In December of 2021 the Vermont Climate Council, a government within the government, released its Climate Action Plan promoting similar far-reaching goals. Last May the legislature approved the VCC’s Clean Heat Standard (over Gov. Scott’s veto) and gave the Public Utility Commission two million dollars to find a workable way to impose higher costs on home and business heating fuel users without calling it a tax. In January 2025 the legislature will vote on this plan, designed to extract $500 million from heating fuel users by 2030.
And now comes the Vermont Futures Project. With a Board of business-friendly leaders, the Project is at work to use the magic of data to define updated economic development goals. Central to this work is the goal of increasing Vermont’s population to 802,000 and increasing housing inventory to 350,000 non-seasonal units by 2035.

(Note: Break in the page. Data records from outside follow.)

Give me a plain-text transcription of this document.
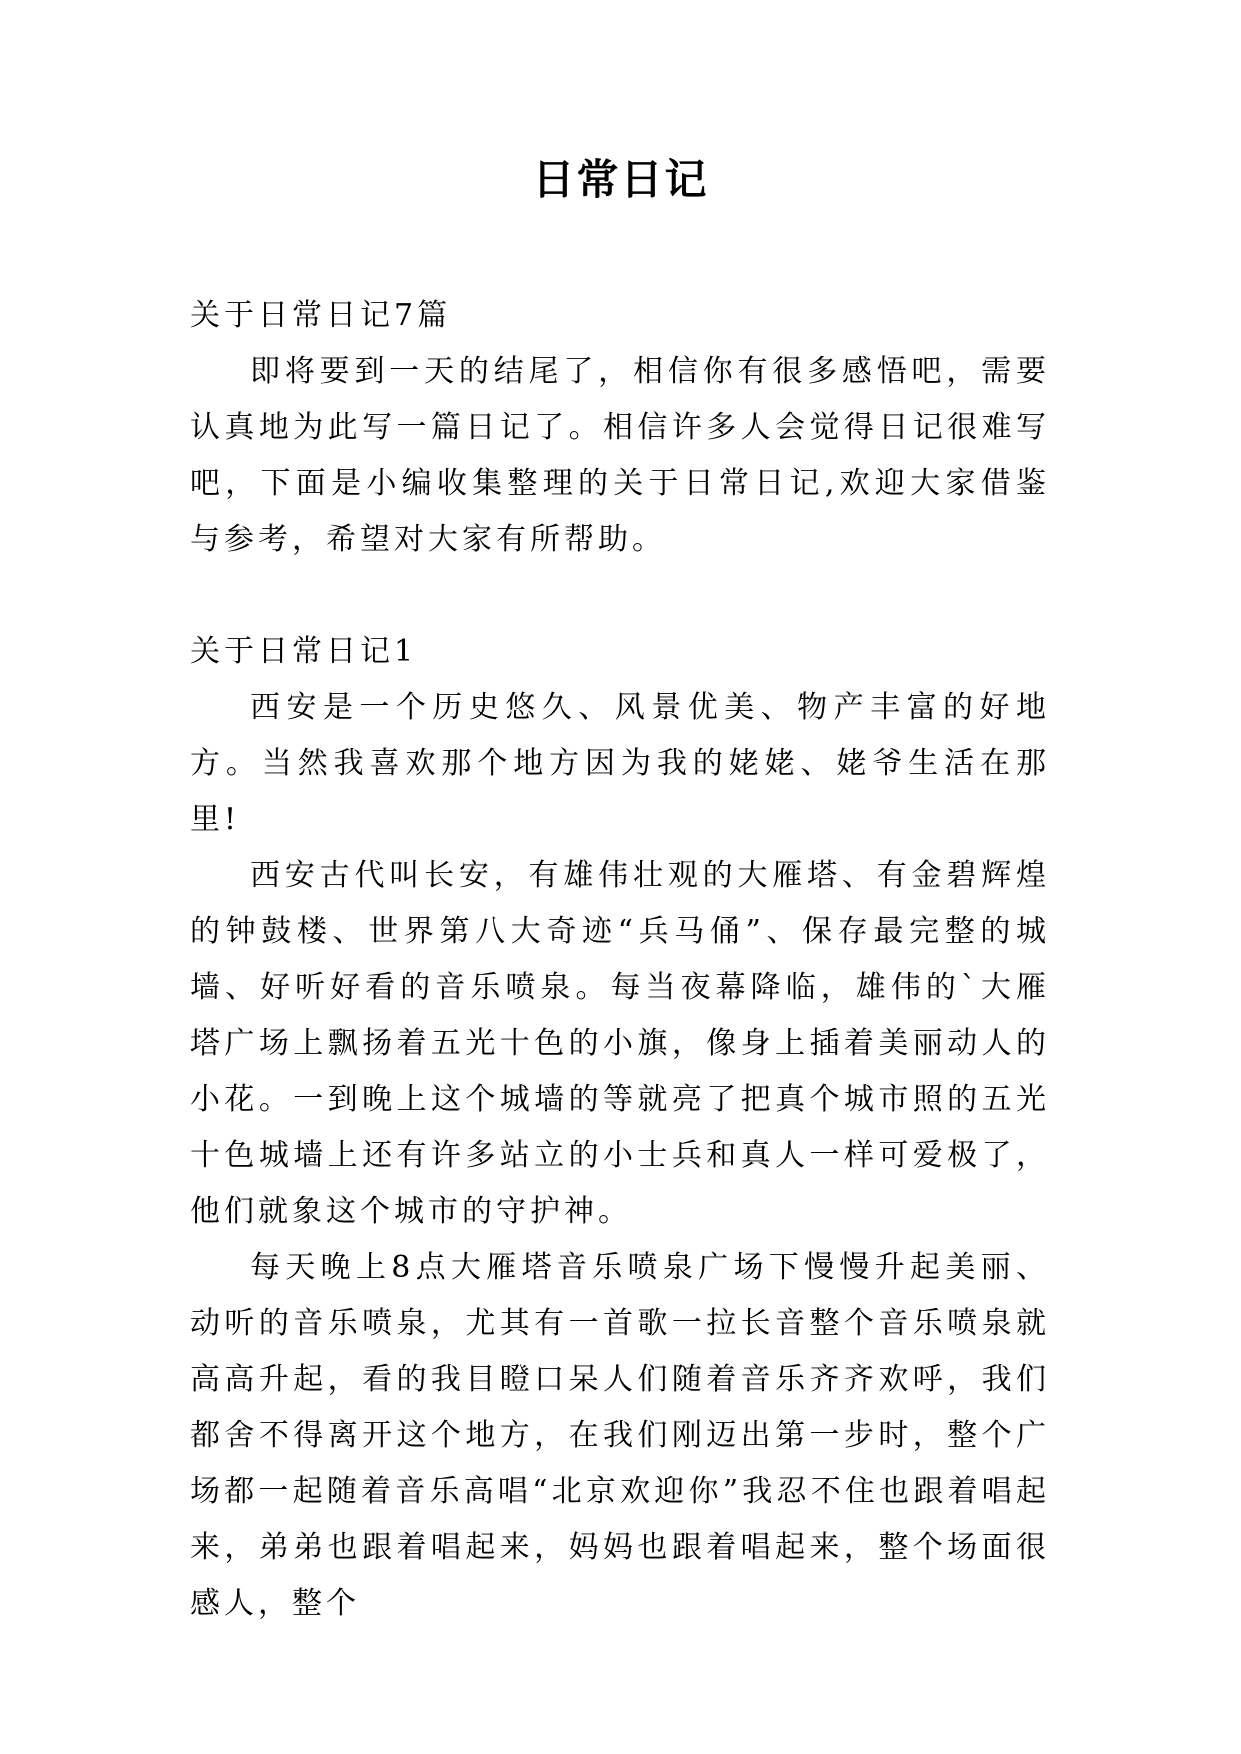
日常日记

关于日常日记7篇

即将要到一天的结尾了，相信你有很多感悟吧，需要认真地为此写一篇日记了。相信许多人会觉得日记很难写吧，下面是小编收集整理的关于日常日记,欢迎大家借鉴与参考，希望对大家有所帮助。

关于日常日记1

西安是一个历史悠久、风景优美、物产丰富的好地方。当然我喜欢那个地方因为我的姥姥、姥爷生活在那里!

西安古代叫长安，有雄伟壮观的大雁塔、有金碧辉煌的钟鼓楼、世界第八大奇迹“兵马俑”、保存最完整的城墙、好听好看的音乐喷泉。每当夜幕降临，雄伟的`大雁塔广场上飘扬着五光十色的小旗，像身上插着美丽动人的小花。一到晚上这个城墙的等就亮了把真个城市照的五光十色城墙上还有许多站立的小士兵和真人一样可爱极了，他们就象这个城市的守护神。

每天晚上8点大雁塔音乐喷泉广场下慢慢升起美丽、动听的音乐喷泉，尤其有一首歌一拉长音整个音乐喷泉就高高升起，看的我目瞪口呆人们随着音乐齐齐欢呼，我们都舍不得离开这个地方，在我们刚迈出第一步时，整个广场都一起随着音乐高唱“北京欢迎你”我忍不住也跟着唱起来，弟弟也跟着唱起来，妈妈也跟着唱起来，整个场面很感人，整个
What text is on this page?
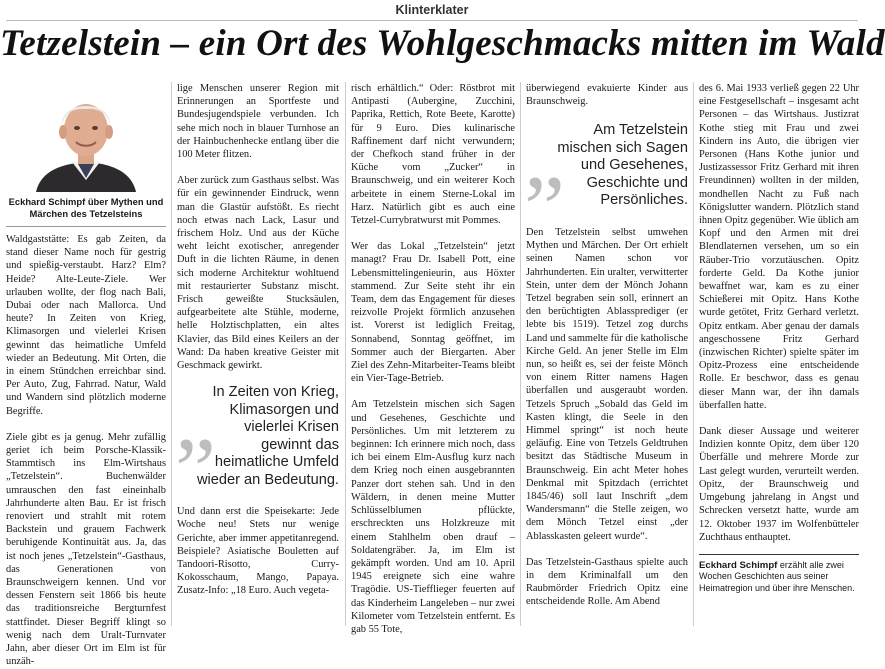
Klinterklater
Tetzelstein – ein Ort des Wohlgeschmacks mitten im Wald
Eckhard Schimpf über Mythen und Märchen des Tetzelsteins

Waldgaststätte: Es gab Zeiten, da stand dieser Name noch für gestrig und spießig-verstaubt. Harz? Elm? Heide? Alte-Leute-Ziele. Wer urlauben wollte, der flog nach Bali, Dubai oder nach Mallorca. Und heute? In Zeiten von Krieg, Klimasorgen und vielerlei Krisen gewinnt das heimatliche Umfeld wieder an Bedeutung. Mit Orten, die in einem Stündchen erreichbar sind. Per Auto, Zug, Fahrrad. Natur, Wald und Wandern sind plötzlich moderne Begriffe.

Ziele gibt es ja genug. Mehr zufällig geriet ich beim Porsche-Klassik-Stammtisch ins Elm-Wirtshaus „Tetzelstein“. Buchenwälder umrauschen den fast eineinhalb Jahrhunderte alten Bau. Er ist frisch renoviert und strahlt mit rotem Backstein und grauem Fachwerk beruhigende Kontinuität aus. Ja, das ist noch jenes „Tetzelstein“-Gasthaus, das Generationen von Braunschweigern kennen. Und vor dessen Fenstern seit 1866 bis heute das traditionsreiche Bergturnfest stattfindet. Dieser Begriff klingt so wenig nach dem Uralt-Turnvater Jahn, aber dieser Ort im Elm ist für unzäh-

lige Menschen unserer Region mit Erinnerungen an Sportfeste und Bundesjugendspiele verbunden. Ich sehe mich noch in blauer Turnhose an der Hainbuchenhecke entlang über die 100 Meter flitzen.

Aber zurück zum Gasthaus selbst. Was für ein gewinnender Eindruck, wenn man die Glastür aufstößt. Es riecht noch etwas nach Lack, Lasur und frischem Holz. Und aus der Küche weht leicht exotischer, anregender Duft in die lichten Räume, in denen sich moderne Architektur wohltuend mit restaurierter Substanz mischt. Frisch geweißte Stucksäulen, aufgearbeitete alte Stühle, moderne, helle Holztischplatten, ein altes Klavier, das Bild eines Keilers an der Wand: Da haben kreative Geister mit Geschmack gewirkt.

„
In Zeiten von Krieg, Klimasorgen und vielerlei Krisen gewinnt das heimatliche Umfeld wieder an Bedeutung.

Und dann erst die Speisekarte: Jede Woche neu! Stets nur wenige Gerichte, aber immer appetitanregend. Beispiele? Asiatische Bouletten auf Tandoori-Risotto, Curry-Kokosschaum, Mango, Papaya. Zusatz-Info: „18 Euro. Auch vegeta-

risch erhältlich.“ Oder: Röstbrot mit Antipasti (Aubergine, Zucchini, Paprika, Rettich, Rote Beete, Karotte) für 9 Euro. Dies kulinarische Raffinement darf nicht verwundern; der Chefkoch stand früher in der Küche vom „Zucker“ in Braunschweig, und ein weiterer Koch arbeitete in einem Sterne-Lokal im Harz. Natürlich gibt es auch eine Tetzel-Currybratwurst mit Pommes.

Wer das Lokal „Tetzelstein“ jetzt managt? Frau Dr. Isabell Pott, eine Lebensmittelingenieurin, aus Höxter stammend. Zur Seite steht ihr ein Team, dem das Engagement für dieses reizvolle Projekt förmlich anzusehen ist. Vorerst ist lediglich Freitag, Sonnabend, Sonntag geöffnet, im Sommer auch der Biergarten. Aber Ziel des Zehn-Mitarbeiter-Teams bleibt ein Vier-Tage-Betrieb.

Am Tetzelstein mischen sich Sagen und Gesehenes, Geschichte und Persönliches. Um mit letzterem zu beginnen: Ich erinnere mich noch, dass ich bei einem Elm-Ausflug kurz nach dem Krieg noch einen ausgebrannten Panzer dort stehen sah. Und in den Wäldern, in denen meine Mutter Schlüsselblumen pflückte, erschreckten uns Holzkreuze mit einem Stahlhelm oben drauf – Soldatengräber. Ja, im Elm ist gekämpft worden. Und am 10. April 1945 ereignete sich eine wahre Tragödie. US-Tiefflieger feuerten auf das Kinderheim Langeleben – nur zwei Kilometer vom Tetzelstein entfernt. Es gab 55 Tote,

überwiegend evakuierte Kinder aus Braunschweig.

„ Am Tetzelstein mischen sich Sagen und Gesehenes, Geschichte und Persönliches.

Den Tetzelstein selbst umwehen Mythen und Märchen. Der Ort erhielt seinen Namen schon vor Jahrhunderten. Ein uralter, verwitterter Stein, unter dem der Mönch Johann Tetzel begraben sein soll, erinnert an den berüchtigten Ablassprediger (er lebte bis 1519). Tetzel zog durchs Land und sammelte für die katholische Kirche Geld. An jener Stelle im Elm nun, so heißt es, sei der feiste Mönch von einem Ritter namens Hagen überfallen und ausgeraubt worden. Tetzels Spruch „Sobald das Geld im Kasten klingt, die Seele in den Himmel springt“ ist noch heute geläufig. Eine von Tetzels Geldtruhen besitzt das Städtische Museum in Braunschweig. Ein acht Meter hohes Denkmal mit Spitzdach (errichtet 1845/46) soll laut Inschrift „dem Wandersmann“ die Stelle zeigen, wo dem Mönch Tetzel einst „der Ablasskasten geleert wurde“.

Das Tetzelstein-Gasthaus spielte auch in dem Kriminalfall um den Raubmörder Friedrich Opitz eine entscheidende Rolle. Am Abend

des 6. Mai 1933 verließ gegen 22 Uhr eine Festgesellschaft – insgesamt acht Personen – das Wirtshaus. Justizrat Kothe stieg mit Frau und zwei Kindern ins Auto, die übrigen vier Personen (Hans Kothe junior und Justizassessor Fritz Gerhard mit ihren Freundinnen) wollten in der milden, mondhellen Nacht zu Fuß nach Königslutter wandern. Plötzlich stand ihnen Opitz gegenüber. Wie üblich am Kopf und den Armen mit drei Blendlaternen versehen, um so ein Räuber-Trio vorzutäuschen. Opitz forderte Geld. Da Kothe junior bewaffnet war, kam es zu einer Schießerei mit Opitz. Hans Kothe wurde getötet, Fritz Gerhard verletzt. Opitz entkam. Aber genau der damals angeschossene Fritz Gerhard (inzwischen Richter) spielte später im Opitz-Prozess eine entscheidende Rolle. Er beschwor, dass es genau dieser Mann war, der ihn damals überfallen hatte.

Dank dieser Aussage und weiterer Indizien konnte Opitz, dem über 120 Überfälle und mehrere Morde zur Last gelegt wurden, verurteilt werden. Opitz, der Braunschweig und Umgebung jahrelang in Angst und Schrecken versetzt hatte, wurde am 12. Oktober 1937 im Wolfenbütteler Zuchthaus enthauptet.

Eckhard Schimpf erzählt alle zwei Wochen Geschichten aus seiner Heimatregion und über ihre Menschen.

“It’s essential that we invest in strategies and remove barriers to strengthen our economy, scale up Vermont’s impact on sustainability, and make progress on social equity,” stated Kevin Chu, the Executive Director. “Vermont needs to prioritize helping the people who will be most affected by climate change". Climbing aboard the Climate Catastrophe Express and declaring for “social equity” are predictably necessary to gain sympathetic attention for data-driven recommendations these days.
Without prejudging what one hopes will be a timely and useful report, it’s certainly debatable whether a 24% increase in the state’s population will assure Vermont’s happy future. If the majority of the new arrivals come here to work for and create businesses, hire workers, pay taxes, and sell products into a national or global market, it would be a very happy day.
If the bulk of the new residents are unskilled immigrants fleeing socialist regimes, plus non-workers who come here to sample Vermont’s generous benefit programs, participate in the controlled substance trade, and/or demand the many varieties of “social justice”, well, not so fast.